Sempre: Secure Multicast Architecture Using Proxy Re-Encryption

The goal of a secure multicast communication environment is to ensure that only valid members belonging to the multicast group can decrypt data. A simple solution adopted by many previous studies is to use a "group key" that is shared by all group members. The sender uses the group key to encrypt the multicast data, and the receivers decrypt the data with the same key. However, the procedure may incur the so-called "1 affects n problem", whereby the action of one member affects the whole group. This is the source of scalability problems. Moreover, from an administrative perspective, it is desirable to confine the impact of membership changes to a local area. In this paper, we propose a novel secure multicast architecture that reduces the impact of the 1 affects n problem significantly by exploiting a cryptographic primitive, "proxy re-encryption". Therefore, we call the proposed secure multicast architecture Sempre (SEcure Multicast architecture using Proxy Re-Encryption).
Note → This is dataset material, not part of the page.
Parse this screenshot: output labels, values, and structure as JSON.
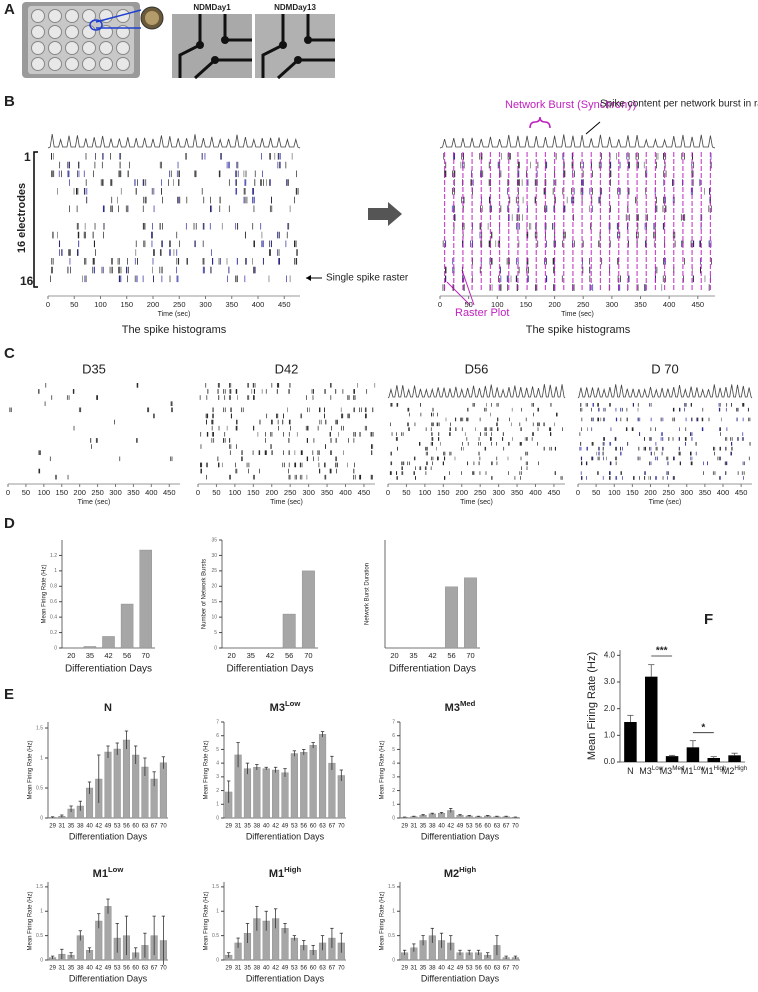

Proxy re-encryption allows intermediate routers to convert the ciphertext encrypted with one key to ciphertext encrypted with another key, without revealing the private key or the plaintext. If the intermediate routers are given proper keys, they can provide separation between subgroups and thereby achieve the goals of scalability and containment. Successful containment reduces the 1 affects n problem significantly. We also compare several related schemes, and discuss some security problems that we identified in them. Existing schemes that use similar techniques only use asymmetric-key algorithms, but the computational costs of the algorithms mean that the schemes are infeasible in practice. Our scheme combines asymmetric-key and symmetric-key algorithms, so it is practical for real-world applications.